Ariel Re has had its business plan approved by Lloyd’s to grow premium by around 25 percent in 2024 and is understood to be securing backing from new and existing investors to support the expansion as it targets attractive opportunities at 1 January, especially in cat reinsurance, The Insurer can reveal.
The Bermuda-Lloyd’s carrier is understood to be lining up capital to increase Funds at Lloyd’s after fundraising over the last couple of months, working with Howden Tiger Capital Markets & Advisory.
The identity of all of the backers has not been confirmed but last year Ariel Re secured $270mn of new capital from five new institutional and family office investors, with $170mn raised through Lloyd’s London Bridge 2 PCC transformer vehicle.
Existing backers Pelican Ventures and JC Flowers also “meaningfully” increased their underwriting capital commitment to support the reinsurer’s growth plans.

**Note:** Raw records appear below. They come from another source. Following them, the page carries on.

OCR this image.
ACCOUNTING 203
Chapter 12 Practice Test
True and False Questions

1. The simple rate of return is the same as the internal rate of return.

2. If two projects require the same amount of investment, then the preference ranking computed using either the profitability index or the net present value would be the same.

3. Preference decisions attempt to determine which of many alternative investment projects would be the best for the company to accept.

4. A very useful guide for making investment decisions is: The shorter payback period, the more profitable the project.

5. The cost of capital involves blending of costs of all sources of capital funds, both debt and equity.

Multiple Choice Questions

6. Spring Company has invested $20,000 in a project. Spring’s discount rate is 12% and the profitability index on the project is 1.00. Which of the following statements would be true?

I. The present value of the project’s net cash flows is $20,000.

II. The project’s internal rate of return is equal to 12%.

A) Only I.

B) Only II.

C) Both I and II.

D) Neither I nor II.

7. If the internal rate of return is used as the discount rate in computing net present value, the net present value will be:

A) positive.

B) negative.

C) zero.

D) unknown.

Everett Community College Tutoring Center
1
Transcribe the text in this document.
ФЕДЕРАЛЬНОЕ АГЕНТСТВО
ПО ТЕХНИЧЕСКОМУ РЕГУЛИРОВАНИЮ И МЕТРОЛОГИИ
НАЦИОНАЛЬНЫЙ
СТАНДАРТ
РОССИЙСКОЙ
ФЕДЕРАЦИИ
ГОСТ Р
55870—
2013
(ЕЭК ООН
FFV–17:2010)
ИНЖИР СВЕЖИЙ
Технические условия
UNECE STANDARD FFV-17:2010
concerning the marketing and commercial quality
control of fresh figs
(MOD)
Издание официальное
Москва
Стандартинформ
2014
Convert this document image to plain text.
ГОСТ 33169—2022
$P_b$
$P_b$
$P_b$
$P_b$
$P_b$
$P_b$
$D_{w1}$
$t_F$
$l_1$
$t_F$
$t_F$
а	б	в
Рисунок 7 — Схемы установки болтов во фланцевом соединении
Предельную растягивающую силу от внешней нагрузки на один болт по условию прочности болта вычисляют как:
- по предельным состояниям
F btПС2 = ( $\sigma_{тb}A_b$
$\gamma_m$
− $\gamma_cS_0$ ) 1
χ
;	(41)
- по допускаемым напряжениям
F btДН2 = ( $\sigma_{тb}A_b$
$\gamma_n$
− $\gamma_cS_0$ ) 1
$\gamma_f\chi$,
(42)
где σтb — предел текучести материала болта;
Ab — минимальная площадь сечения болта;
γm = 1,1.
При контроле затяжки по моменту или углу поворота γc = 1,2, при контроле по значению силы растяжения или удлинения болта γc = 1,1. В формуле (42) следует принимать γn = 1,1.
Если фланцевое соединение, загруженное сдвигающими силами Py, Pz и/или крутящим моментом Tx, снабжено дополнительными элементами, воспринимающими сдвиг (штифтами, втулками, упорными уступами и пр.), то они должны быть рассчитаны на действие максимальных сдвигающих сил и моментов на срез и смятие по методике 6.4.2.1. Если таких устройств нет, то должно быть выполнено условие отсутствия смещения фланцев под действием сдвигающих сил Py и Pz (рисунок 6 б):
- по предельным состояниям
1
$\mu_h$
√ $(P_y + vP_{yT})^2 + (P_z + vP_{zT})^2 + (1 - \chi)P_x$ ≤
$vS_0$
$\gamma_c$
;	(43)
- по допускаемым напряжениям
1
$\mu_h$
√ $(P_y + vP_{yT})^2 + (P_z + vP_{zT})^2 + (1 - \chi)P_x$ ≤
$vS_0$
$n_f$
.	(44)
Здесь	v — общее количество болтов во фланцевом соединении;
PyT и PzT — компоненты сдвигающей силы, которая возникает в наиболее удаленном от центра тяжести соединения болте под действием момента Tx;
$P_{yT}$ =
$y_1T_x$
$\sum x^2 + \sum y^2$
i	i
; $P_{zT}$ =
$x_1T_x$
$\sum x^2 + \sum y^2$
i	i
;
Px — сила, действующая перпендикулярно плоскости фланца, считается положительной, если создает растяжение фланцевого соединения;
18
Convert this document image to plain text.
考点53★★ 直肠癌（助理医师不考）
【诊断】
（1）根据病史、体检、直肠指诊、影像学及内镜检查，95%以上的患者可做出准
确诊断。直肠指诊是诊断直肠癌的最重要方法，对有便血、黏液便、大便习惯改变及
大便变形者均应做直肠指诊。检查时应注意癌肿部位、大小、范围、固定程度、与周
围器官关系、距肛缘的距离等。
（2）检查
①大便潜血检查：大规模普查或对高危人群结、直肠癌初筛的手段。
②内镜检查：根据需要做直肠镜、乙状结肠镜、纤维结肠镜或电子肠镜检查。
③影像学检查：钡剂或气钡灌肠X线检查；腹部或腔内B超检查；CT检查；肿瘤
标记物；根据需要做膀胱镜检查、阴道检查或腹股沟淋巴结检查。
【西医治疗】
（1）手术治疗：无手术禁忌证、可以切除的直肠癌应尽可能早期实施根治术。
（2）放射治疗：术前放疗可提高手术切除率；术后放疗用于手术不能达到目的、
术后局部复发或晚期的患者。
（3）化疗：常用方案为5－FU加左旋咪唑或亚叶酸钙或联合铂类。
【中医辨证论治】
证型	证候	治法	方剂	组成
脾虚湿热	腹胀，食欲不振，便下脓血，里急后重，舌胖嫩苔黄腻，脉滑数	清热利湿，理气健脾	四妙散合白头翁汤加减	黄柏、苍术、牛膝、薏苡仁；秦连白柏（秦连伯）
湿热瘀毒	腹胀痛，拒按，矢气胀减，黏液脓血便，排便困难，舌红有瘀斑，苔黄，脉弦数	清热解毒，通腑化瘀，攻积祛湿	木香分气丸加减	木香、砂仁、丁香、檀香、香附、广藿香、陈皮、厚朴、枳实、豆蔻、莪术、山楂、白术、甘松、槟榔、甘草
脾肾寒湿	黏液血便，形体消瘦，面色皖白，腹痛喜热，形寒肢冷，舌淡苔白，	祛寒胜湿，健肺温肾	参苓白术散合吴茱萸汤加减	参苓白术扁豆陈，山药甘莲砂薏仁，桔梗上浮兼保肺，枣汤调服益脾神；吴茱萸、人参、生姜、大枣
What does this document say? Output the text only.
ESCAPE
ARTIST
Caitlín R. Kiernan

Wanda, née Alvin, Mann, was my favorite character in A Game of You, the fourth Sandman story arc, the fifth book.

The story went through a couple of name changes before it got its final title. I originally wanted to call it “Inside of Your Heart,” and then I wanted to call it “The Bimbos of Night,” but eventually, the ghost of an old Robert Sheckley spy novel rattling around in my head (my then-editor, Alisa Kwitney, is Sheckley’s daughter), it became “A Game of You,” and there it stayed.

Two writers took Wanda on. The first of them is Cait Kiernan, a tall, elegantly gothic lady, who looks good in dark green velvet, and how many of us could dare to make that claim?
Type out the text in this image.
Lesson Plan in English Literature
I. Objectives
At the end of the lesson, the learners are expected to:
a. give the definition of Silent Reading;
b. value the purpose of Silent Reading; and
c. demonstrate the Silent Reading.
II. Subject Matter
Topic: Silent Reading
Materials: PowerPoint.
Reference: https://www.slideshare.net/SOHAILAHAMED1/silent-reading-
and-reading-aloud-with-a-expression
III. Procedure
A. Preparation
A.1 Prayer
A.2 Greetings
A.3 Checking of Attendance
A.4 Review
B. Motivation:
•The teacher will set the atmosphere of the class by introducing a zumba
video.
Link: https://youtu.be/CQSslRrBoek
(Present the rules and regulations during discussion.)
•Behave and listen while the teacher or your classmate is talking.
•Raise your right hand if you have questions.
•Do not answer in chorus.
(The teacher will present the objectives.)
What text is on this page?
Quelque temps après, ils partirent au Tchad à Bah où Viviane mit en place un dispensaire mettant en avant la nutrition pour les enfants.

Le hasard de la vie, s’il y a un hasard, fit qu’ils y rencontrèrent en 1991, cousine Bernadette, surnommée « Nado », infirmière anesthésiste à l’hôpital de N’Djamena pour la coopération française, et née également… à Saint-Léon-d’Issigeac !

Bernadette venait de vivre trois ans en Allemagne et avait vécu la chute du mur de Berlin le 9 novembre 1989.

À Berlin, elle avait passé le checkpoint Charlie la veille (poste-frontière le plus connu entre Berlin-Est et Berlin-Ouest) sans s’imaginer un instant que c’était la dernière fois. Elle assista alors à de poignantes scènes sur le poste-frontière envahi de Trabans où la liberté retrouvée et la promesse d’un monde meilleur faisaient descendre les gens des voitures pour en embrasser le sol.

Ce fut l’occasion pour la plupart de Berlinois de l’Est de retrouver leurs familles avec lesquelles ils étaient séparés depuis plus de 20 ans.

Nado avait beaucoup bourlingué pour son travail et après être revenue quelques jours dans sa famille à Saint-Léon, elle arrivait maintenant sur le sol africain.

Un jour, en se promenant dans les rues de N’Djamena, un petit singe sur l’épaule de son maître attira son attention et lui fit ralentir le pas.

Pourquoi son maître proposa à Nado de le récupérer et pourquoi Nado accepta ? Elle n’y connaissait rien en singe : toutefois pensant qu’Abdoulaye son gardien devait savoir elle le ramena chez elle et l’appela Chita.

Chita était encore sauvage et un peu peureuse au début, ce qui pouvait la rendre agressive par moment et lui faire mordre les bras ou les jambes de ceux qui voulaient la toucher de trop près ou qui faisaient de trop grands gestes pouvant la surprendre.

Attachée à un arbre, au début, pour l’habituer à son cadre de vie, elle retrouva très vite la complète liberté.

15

Although he didn’t provide a specific stamp capacity number for 2024, the company’s CEO Ryan Mather confirmed to this publication that the plan to grow premium written by around 25 percent next year had been approved by Lloyd’s.
“We have a lot of interest from new and existing capital providers and we’re comfortable we’ll get all our capital in place. Back at Monte Carlo we felt reasonably confident that it was going to be hard yards but we would get there in the end, and we’ve made good progress in the intervening time,” said the executive.
Ariel underwrites at Lloyd’s via Syndicate 1910 and the smaller cat-sidecar Syndicate 6117. The two syndicates had starting stamp capacity of £380.8mn and £62.7mn for 2023. Details for Syndicate 1910 2024 capacity has not been published but Syndicate 6117 has been approved for a ~40+ percent increase to £88mn.
He said the capital-raising process had begun earlier this year than in 2022, when there was also a major loss in the form of Hurricane Ian to factor in.
Mather said that Ariel Re remains bullish on the market opportunity, especially in cat.
“I think the market has found a new level, a step-change level. Different markets have different [levels of increase] but the peak zone cat is probably in the order of 40 to 50 percent up. We don’t see that going away.
“Will prices go up a bit and down a bit depending on what they are? Of course they will, but overall I think the new level has been found,” he commented.
The executive said that in property cat he expects to see some additional risk appetite from incumbent reinsurers rather than meaningful new capital coming in, with middle to top layers likely to see more supply as bottom layers continue to be more challenging for brokers to place.
But he also said he expects severe convective storm (SCS) to be a “huge theme” at 1.1, after record activity in 2023.
“I think that’s going to be the theme of 1.1 this year. Convective storm is an insurable peril, obviously, but a lot of the burden of that remained with the insurance companies rather than the reinsurance companies this year.
“Will that persist? What do the regional companies who are SCS exposed do about that because they’re all really struggling,” he continued.
Mather highlighted the challenges for SCS-exposed carriers, especially those writing on an admitted basis where filing the rate increases quickly enough to counter rising loss trends is difficult, at the same time as facing fast-rising reinsurance costs.
Outside of cat, the Ariel Re CEO identified marine and specialty areas as attractive for potential growth, as well as cyber, where the carrier is pushing its so-called “Cyber Shock” product, which provides catastrophe excess of loss coverage.
As previously reported, early Lloyd’s 2024 business plan forecasts indicate that several syndicates are looking at double-digit increases in their stamp capacity.
This includes the US property specialist Managing Agency Partners Syndicate 2791, which has been cleared for a hefty 37 percent stamp capacity increase to around £650mn after overwriting this year.